- Being... N-Dubz Title Card
- Starring: N-Dubz
- Country of origin: United Kingdom
- No. of seasons: 2
- No. of episodes: 13

Production
- Running time: 30 minutes

Original release
- Network: 4Music
- Release: 21 June 2010 – 18 May 2011

= Being... N-Dubz =

Being... N-Dubz is a documentary series detailing the life and times of English hip-hop group N-Dubz. The series was sponsored by Adidas Originals, and broadcast on 4Music and Channel 4 from 21 June 2010 to 18 May 2011. Two seasons of the show were broadcast. The second series focuses on the group as they travel to America to meet with top American producers. The second series premiered on Channel 4 on 13 April 2011. The series was narrated by Loose Women panelist Lynda Bellingham. The first series of the show was released on DVD on 24 September 2012.

==Episodes==

===Series 1===
- Episode 1 (21 June 2010): Dappy, Tulisa and Fazer take a trip down memory lane, comfort crying fans at a book signing, and narrowly avoid a punch up at the Celebrity Soccer Six football tournament with Lee Ryan, Gordon Smart, Nathalie Emmanuel, Jamie Archer, Danyl Johnson and Lethal Bizzle.
- Episode 2 (28 June 2010): The group go to a country recording studio where they lay down a new single with Mr Hudson, and Dappy gets a visit from his son, Gino. Later, Tulisa acts alongside Rochelle from The Saturdays in a new Brit flick, Bulla, later released as Big Fat Gypsy Gangster, before finding herself in a compromising position at a gig in London.
- Episode 3 (5 July 2010): The band prepare for a trip abroad, but there's trouble in store when Dappy goes missing at the airport. Can they find him in time for their concert in Greece? Tulisa vents her anger after being thrown into the sea by the boys, and then ditches the band for a break in Ibiza, where chills out with her friends.
- Episode 4 (12 July 2010): The band run riot on the T4 set, and later have a bust-up in Greece over the lyrics of a new track. Tulisa regrets asking the boys to help paint her home, the group go to the Glastonbury Festival, and Dappy makes peace with the police.
- Episode 5 (19 July 2010): Tulisa learns how to ride a horse, and later turns her hand to boxing - much to her friends' dismay. Dappy and Fazer consider buying a house in the country, and the band perform at the T4 on the Beach festival.
- Episode 6 (26 July 2010): A look back on the highlights of the series, including a row in Greece involving the lyrics to a new track, and memorable appearances at the T4 on the Beach and Glastonbury festivals.
- Episode 7 - Christmas Special (6 December 2010): The group prepare for the release of their third album, present at the Mobo Awards and perform at T4's Stars of 2010. Fazer helps Dappy pick out Christmas presents at Hamleys with his girlfriend Kaye and his son, Gino. Tulisa goes shopping for gifts to give to young hospital patients. Also, Dappy has a forty-five-minute deadline to work out the band's album track listing, but is easily distracted from the task in hand by his remote control plane.

===Series 2===
- Episode 1 (13 April 2011): The band take a trip to America to work with some top American producers. Tulisa and Fazer travel to New York, taking in the sights, later catching up with Tinie Tempah at his gig, before heading out to join Dappy in the West Coast after he arrives late due to illness.
- Episode 2 (20 April 2011): The band are still enjoying their time in Los Angeles, working in the studio and soaking up the lifestyle.

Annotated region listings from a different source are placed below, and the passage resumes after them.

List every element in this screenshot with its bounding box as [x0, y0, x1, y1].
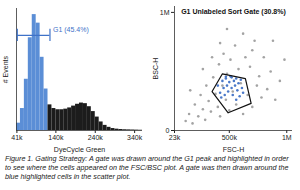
svg-text:G1 (45.4%): G1 (45.4%) — [53, 26, 89, 34]
svg-text:0: 0 — [166, 127, 170, 134]
svg-text:23k: 23k — [169, 134, 181, 141]
svg-text:G1 Unlabeled Sort Gate (30.8%): G1 Unlabeled Sort Gate (30.8%) — [181, 8, 286, 16]
svg-text:DyeCycle Green: DyeCycle Green — [54, 146, 105, 154]
svg-text:140k: 140k — [48, 134, 64, 141]
svg-text:240k: 240k — [88, 134, 104, 141]
svg-text:41k: 41k — [11, 134, 23, 141]
svg-text:1M: 1M — [282, 134, 292, 141]
svg-text:500k: 500k — [222, 134, 238, 141]
html-text:Figure 1. Gating Strategy: A g: Figure 1. Gating Strategy: A gate was dr… — [5, 154, 289, 181]
svg-text:340k: 340k — [127, 134, 143, 141]
svg-text:BSC-H: BSC-H — [152, 58, 159, 80]
svg-text:FSC-H: FSC-H — [223, 146, 244, 153]
svg-text:1M: 1M — [160, 9, 170, 16]
html-text:# Events: # Events — [1, 56, 9, 84]
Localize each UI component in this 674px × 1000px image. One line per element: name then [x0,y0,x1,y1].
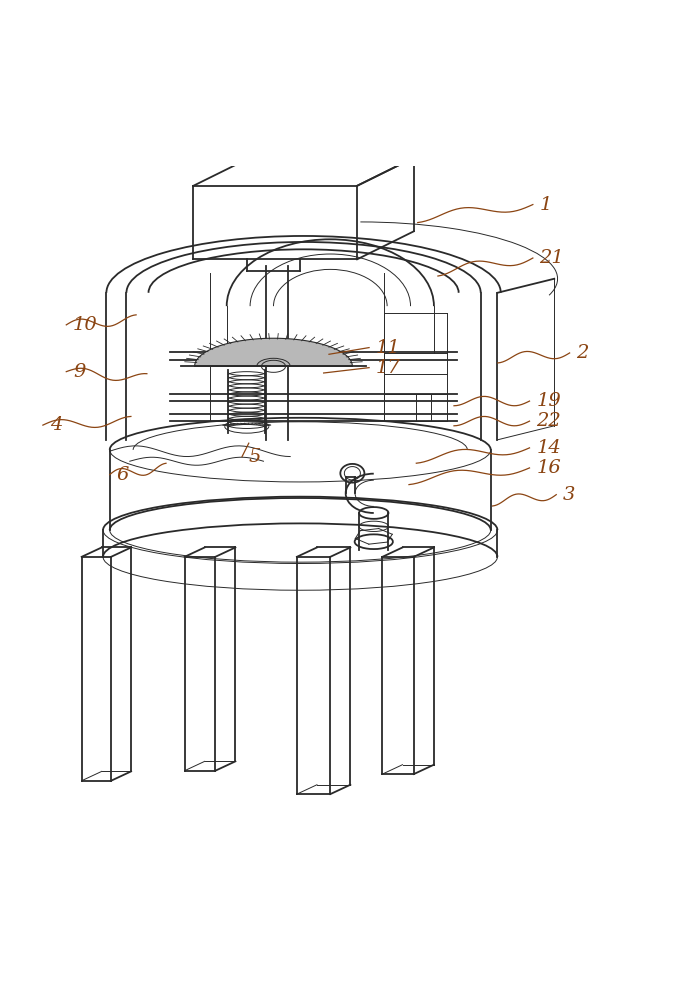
Text: 17: 17 [376,359,400,377]
Text: 10: 10 [73,316,98,334]
Polygon shape [195,338,353,366]
Text: 1: 1 [540,196,552,214]
Text: 4: 4 [50,416,62,434]
Text: 9: 9 [73,363,86,381]
Text: 21: 21 [540,249,564,267]
Text: 22: 22 [537,412,561,430]
Text: 11: 11 [376,339,400,357]
Text: 5: 5 [249,448,261,466]
Text: 6: 6 [117,466,129,484]
Text: 14: 14 [537,439,561,457]
Text: 3: 3 [563,486,576,504]
Text: 16: 16 [537,459,561,477]
Text: 2: 2 [576,344,588,362]
Text: 19: 19 [537,392,561,410]
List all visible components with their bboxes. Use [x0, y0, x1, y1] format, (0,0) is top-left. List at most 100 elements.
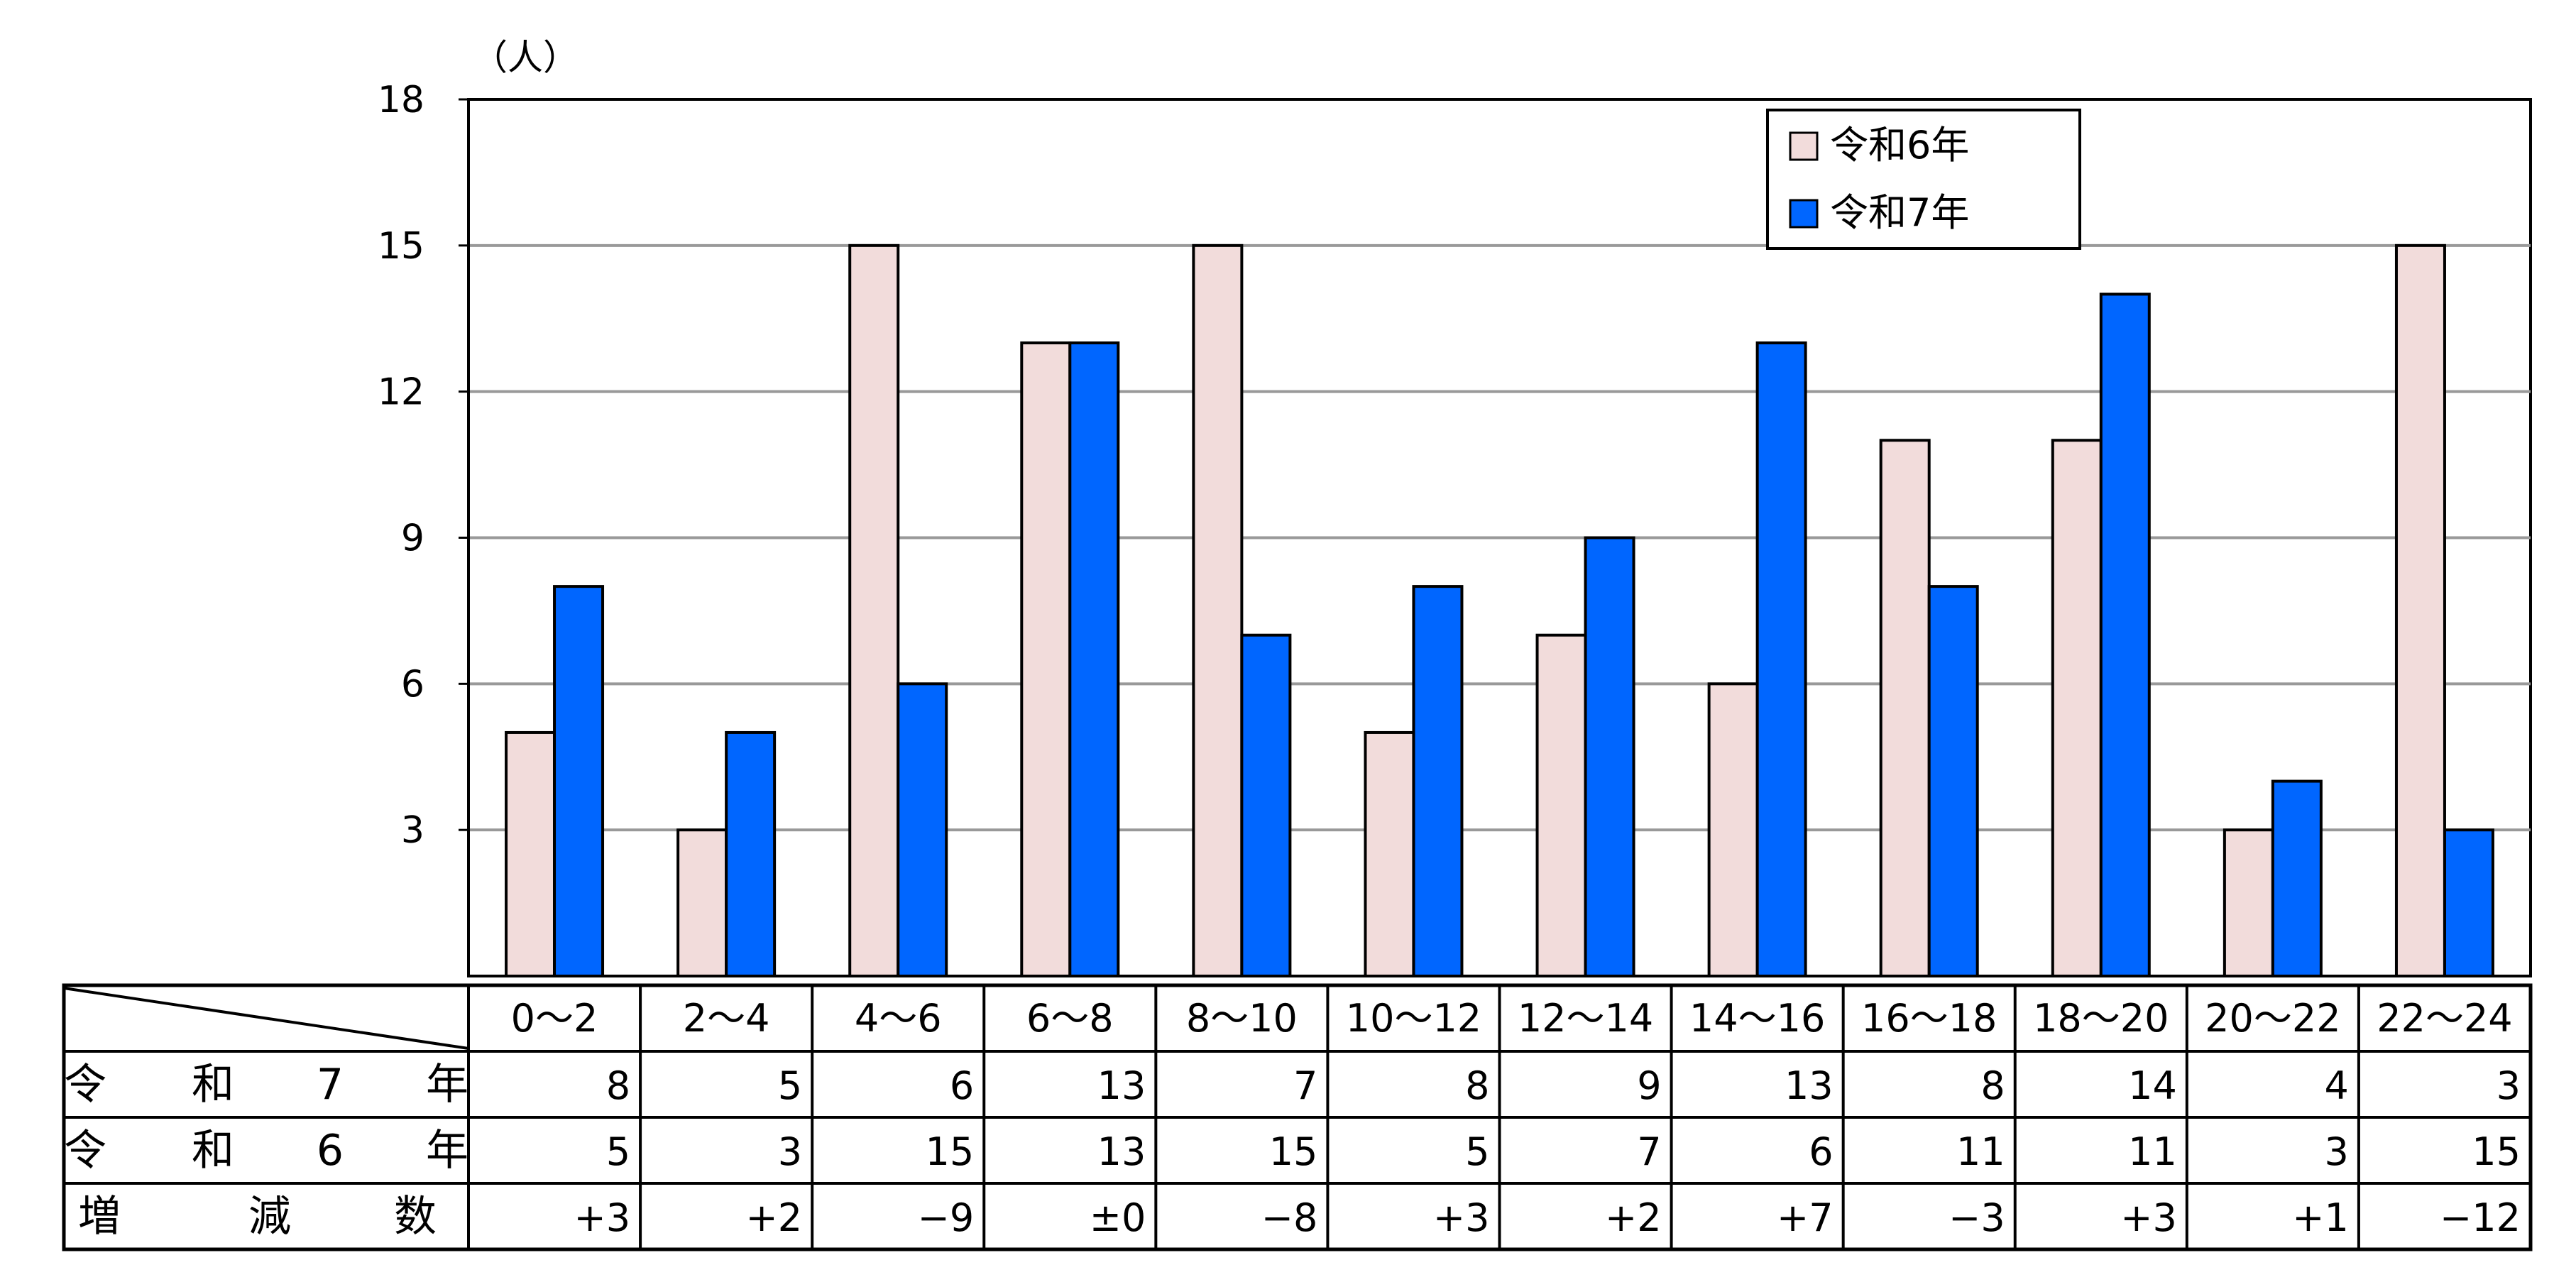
table-cell: 4 [2325, 1063, 2349, 1108]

Fazer hires the car of his dreams; the band have their first meeting with the vice president Def Jam records; and Tulisa wows the LA paparazzi as she hits the red carpet. When the vice president invites the band to a party at the Paramount Pictures studios, only Tulisa turns up, as Dappy and Fazer refuse to go, and decide to record a new song in the studio instead.
- Episode 3 (27 April 2011): Still on their LA mission, the trio head to the studio to create their 'three minutes of magic'. With manager Jonathan keeping close tabs, do they have what it takes? Later, Dappy shows his emotional side. The band later take a trip to Universal Studios, and Tulisa is mistaken for someone in Jersey Shore. The band later visit Venice Beach.
- Episode 4 (4 May 2011): The band head back to the United Kingdom to promote and audition dancers for their first nationwide arena tour, the Love.Live.Life tour. Dappy reveals a new tattoo, and Tulisa visits a beauty salon.
- Episode 5 (11 May 2011): With the Isle of Wight Festival on the horizon, Dappy gets struck down with a mystery bug, and Fazer misplaces the band's performance disc. With time running out, will they make it to the performance?
- Episode 6 (18 May 2011): All of the series highlights, showing Dappy, Tulisa and Fazer's time in America... and beyond, including a fall-out with the vice president of Def Jam records, and a catch-up with Tinie Tempah at his gig.